No-code efforts can be understood in two very distinct categories: Those that understand their inherent complexity and those that don’t. If the complexity is low enough, it can be reduced to simple, declarative configuration. Website creators like Wix are in this category – you can build a website using a well-built palette of the kinds of components users expect websites are made up off. But there are things you can’t do, and there is no way to work around it in a clever configuration editor. If you can, it involves building a plugin using real programming, and there are no apologies made for that.

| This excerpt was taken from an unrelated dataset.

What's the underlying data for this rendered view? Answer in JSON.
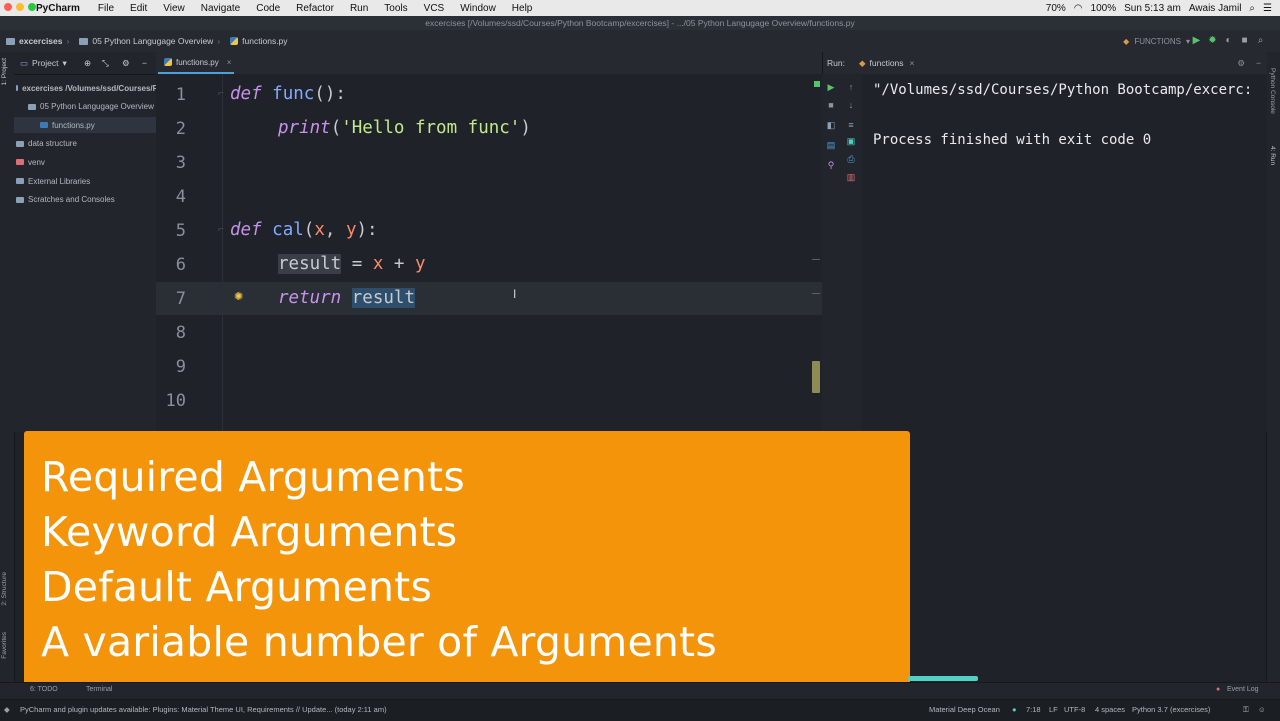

In the other category, we find the fundamentally patronising idea that your users can handle infinite, Turing-complete complexity, but is unable to express this complexity imperatively in text and must have their hands tied by point-and-click interfaces and “configuration”. Some of them indeed can’t do this, but that won’t keep them from trying, and sometimes succeeding, which is terrifying.

Oak tree in field

I don’t believe that the patronisation is necessary: While developers and product managers fretted over how code would scare people, a plausible candidate for the most widely used programming language in the world evolved, hiding in plain sight: Excel. Millions of business users who had no idea they couldn’t code built software edifices of awe-inspiring complexity. In the same vein, complex SQL thousands of lines long are routinely written and edited by business analysts who are similarly certain that they can’t code.

Of course, neither Excel or SQL is a particularly nice language, and leaving them for only the types of tasks they are designed for should be strongly encouraged.

Which brings me to the conclusion: No-code is a terrible misunderstanding. Instead, the genuine low-code movement should join what we might call the max-code movement: modern high-level programming languages. Python, Ruby, possibly Kotlin (I’m certain there are other worthy candidates for this list), combined with modern, wholesome software development practices, such as SCM, testing and CI. And of course packages and modules: Let the more technically confident users build components for other users to incorporate. The success of coding boot camps suggests this is an eminently viable path.

Instead of hiding from the complex reality, we must embrace it and unlock the amazing power of computing for all.